Groundbreaking Research Tackling Global Antibiotic Resistance Crisis

Ground-breaking research in Adelaide is unearthing a potential natural solution to stop the rapidly growing global issue of antibiotic resistance, listed by the World Health Organization as one of the top 10 public health threats facing humanity.

Neutrog R&D Manager, Dr Uwe Stroeher, and UniSA Head of Microbiology, Professor Rietie Venter.

Scientific trials underway between the University of South Australia and locally-based biological company Neutrog Australia have potentially uncovered soil-based weapons to target the problem at its source.

Antibiotic resistance has become a major roadblock to the effective treatment of many infectious diseases, with UTIs being one of the most prevalent, particularly among women.

Many intensive farming operations use antibiotics as a preventative measure to ensure the health and wellbeing of animals and workers against naturally present pathogenic bacteria such as E.coli (a common cause of UTIs) and Salmonella. The overuse of antibiotics in commercial, intensive agriculture and its potential link to antibiotic resistance has been the subject of global research over many years.

Now in a joint study, Neutrog and the University of South Australia have uncovered a potential breakthrough to provide a biological, natural alternative to antibiotics.

Through its own processing and testing of poultry manure to make biological fertiliser, Neutrog’s Research and Development team has identified certain microbes that exhibit a unique and natural ability to inhibit and suppress bacterial pathogens.

Neutrog’s R&D team is led by world renowned microbiologist Dr Uwe Stroeher while the company’s Biological Advisory Board is comprised of leaders in the fields of infectious disease, bacteria and plant science including Professor Paul Manning, who was previously the Head of Molecular Sciences at Astra Zeneca in the USA.

“Initially we had been looking at how these microbes performed against plant and soil pathogens to help commercial growers control disease and improve soil health while providing an alternative to increasingly ineffective chemical treatments,” Dr Stroeher said.

“The microbes passed with flying colours, which posed the question, if they perform so well against plant and soil pathogens, what’s to say they couldn’t influence human and animal pathogens?

“We have teamed up with the highly respected microbiology researchers from the University of South Australia to further these trials. The initial results have been very encouraging and we’re now in the midst of further testing to confirm the bacteria fighting qualities of these individual microbe species and to pinpoint the genes involved.”

UniSA Head of Microbiology, Professor Rietie Venter, says the project demonstrates a holistic approach to antibiotic resistance.

“We are aiming to provide a One Health solution that addresses issues across the interconnected sectors of animal health, environmental health, and human health,” Assoc Prof Venter says.

“Microbes must fight each other to survive in a hostile environment, and most antibiotics come from microbes. Australia is home to a rich and underexploited microbial diversity that we are mining for novel antimicrobials to fight antimicrobial resistance.”

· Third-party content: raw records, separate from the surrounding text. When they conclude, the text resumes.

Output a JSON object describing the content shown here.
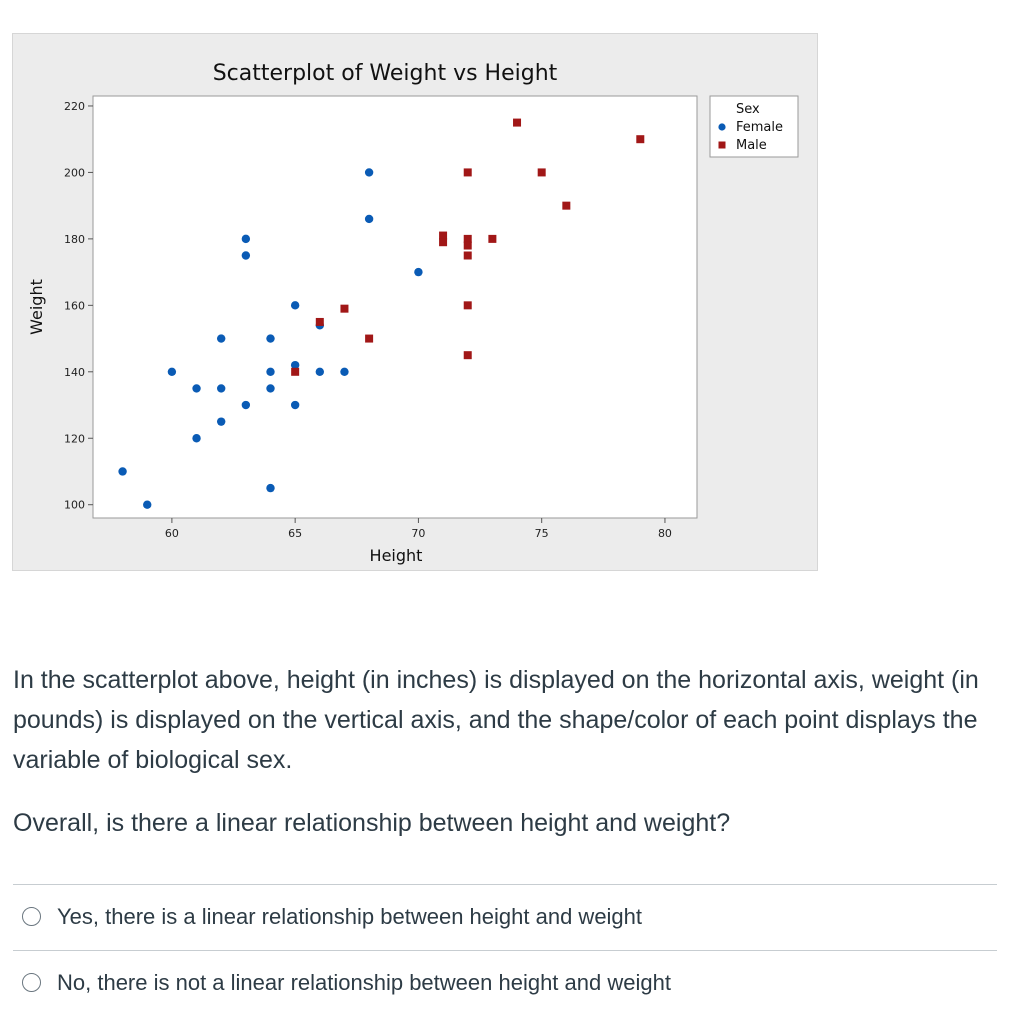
{
  "chart_data": {
    "type": "scatter",
    "title": "Scatterplot of Weight vs Height",
    "xlabel": "Height",
    "ylabel": "Weight",
    "xlim": [
      56.8,
      81.3
    ],
    "ylim": [
      96,
      223
    ],
    "xticks": [
      60,
      65,
      70,
      75,
      80
    ],
    "yticks": [
      100,
      120,
      140,
      160,
      180,
      200,
      220
    ],
    "grid": false,
    "legend": {
      "title": "Sex",
      "placement": "top-right"
    },
    "series": [
      {
        "name": "Female",
        "marker": "circle",
        "color": "#0a5bb5",
        "points": [
          [
            58,
            110
          ],
          [
            59,
            100
          ],
          [
            60,
            140
          ],
          [
            61,
            135
          ],
          [
            61,
            120
          ],
          [
            62,
            150
          ],
          [
            62,
            135
          ],
          [
            62,
            125
          ],
          [
            63,
            180
          ],
          [
            63,
            175
          ],
          [
            63,
            130
          ],
          [
            64,
            150
          ],
          [
            64,
            140
          ],
          [
            64,
            135
          ],
          [
            64,
            105
          ],
          [
            65,
            160
          ],
          [
            65,
            142
          ],
          [
            65,
            130
          ],
          [
            66,
            140
          ],
          [
            66,
            154
          ],
          [
            67,
            140
          ],
          [
            68,
            200
          ],
          [
            68,
            186
          ],
          [
            70,
            170
          ]
        ]
      },
      {
        "name": "Male",
        "marker": "square",
        "color": "#a11717",
        "points": [
          [
            65,
            140
          ],
          [
            66,
            155
          ],
          [
            67,
            159
          ],
          [
            68,
            150
          ],
          [
            71,
            181
          ],
          [
            71,
            179
          ],
          [
            72,
            200
          ],
          [
            72,
            180
          ],
          [
            72,
            178
          ],
          [
            72,
            175
          ],
          [
            72,
            160
          ],
          [
            72,
            145
          ],
          [
            73,
            180
          ],
          [
            74,
            215
          ],
          [
            75,
            200
          ],
          [
            76,
            190
          ],
          [
            79,
            210
          ]
        ]
      }
    ]
  },
  "question": {
    "description": "In the scatterplot above, height (in inches) is displayed on the horizontal axis, weight (in pounds) is displayed on the vertical axis, and the shape/color of each point displays the variable of biological sex.",
    "prompt": "Overall, is there a linear relationship between height and weight?",
    "options": [
      {
        "label": "Yes, there is a linear relationship between height and weight"
      },
      {
        "label": "No, there is not a linear relationship between height and weight"
      }
    ]
  }
}
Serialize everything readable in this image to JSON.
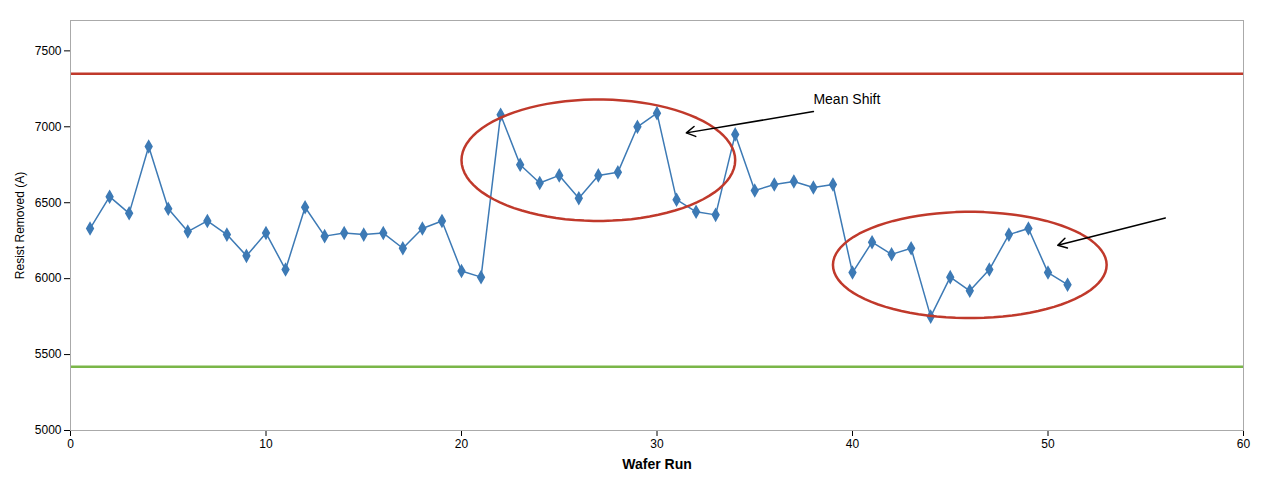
{
  "chart_data": {
    "type": "line",
    "x": [
      1,
      2,
      3,
      4,
      5,
      6,
      7,
      8,
      9,
      10,
      11,
      12,
      13,
      14,
      15,
      16,
      17,
      18,
      19,
      20,
      21,
      22,
      23,
      24,
      25,
      26,
      27,
      28,
      29,
      30,
      31,
      32,
      33,
      34,
      35,
      36,
      37,
      38,
      39,
      40,
      41,
      42,
      43,
      44,
      45,
      46,
      47,
      48,
      49,
      50,
      51
    ],
    "values": [
      6330,
      6540,
      6430,
      6870,
      6460,
      6310,
      6380,
      6290,
      6150,
      6300,
      6060,
      6470,
      6280,
      6300,
      6290,
      6300,
      6200,
      6330,
      6380,
      6050,
      6010,
      7080,
      6750,
      6630,
      6680,
      6530,
      6680,
      6700,
      7000,
      7090,
      6520,
      6440,
      6420,
      6950,
      6580,
      6620,
      6640,
      6600,
      6620,
      6040,
      6240,
      6160,
      6200,
      5750,
      6010,
      5920,
      6060,
      6290,
      6330,
      6040,
      5960
    ],
    "color": "#3d7ab5",
    "marker": "diamond",
    "xlabel": "Wafer Run",
    "ylabel": "Resist Removed (A)",
    "xlim": [
      0,
      60
    ],
    "ylim": [
      5000,
      7700
    ],
    "xticks": [
      0,
      10,
      20,
      30,
      40,
      50,
      60
    ],
    "yticks": [
      5000,
      5500,
      6000,
      6500,
      7000,
      7500
    ],
    "grid": false,
    "reference_lines": [
      {
        "y": 7350,
        "color": "#c0392b"
      },
      {
        "y": 5420,
        "color": "#7ab648"
      }
    ],
    "annotations": [
      {
        "type": "ellipse",
        "center": [
          27,
          6780
        ],
        "width": 14,
        "height": 800,
        "color": "#c0392b"
      },
      {
        "type": "ellipse",
        "center": [
          46,
          6090
        ],
        "width": 14,
        "height": 700,
        "color": "#c0392b"
      },
      {
        "type": "arrow",
        "from": [
          38,
          7100
        ],
        "to": [
          31.5,
          6960
        ],
        "color": "black"
      },
      {
        "type": "arrow",
        "from": [
          56,
          6400
        ],
        "to": [
          50.5,
          6220
        ],
        "color": "black"
      },
      {
        "type": "text",
        "text": "Mean Shift",
        "x": 38,
        "y": 7150,
        "color": "black"
      }
    ]
  }
}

If the trials are successful, Neutrog will seek to make the microbes available to commercial agricultural producers across the globe.

“By introducing a biocontrol agent into the bedding of chicken, pig and cattle operations, we are effectively building a biological barrier to reduce the potential transfer of pathogens between animals and humans,” Dr Stroeher said.

“Achieving a reduction of the pathogen load in these types of growing environments would significantly lessen the requirement for the overuse of antibiotics in livestock. This could lead to improved animal husbandry and the potential reduction in antibiotic resistance to human pathogens, further down the line.

“Through these trials we are tackling a problem at its source, rather than at the point it eventually manifests in the human population.

“The broader implications of a possible breakthrough could revolutionise commercial agriculture and human health outcomes worldwide.”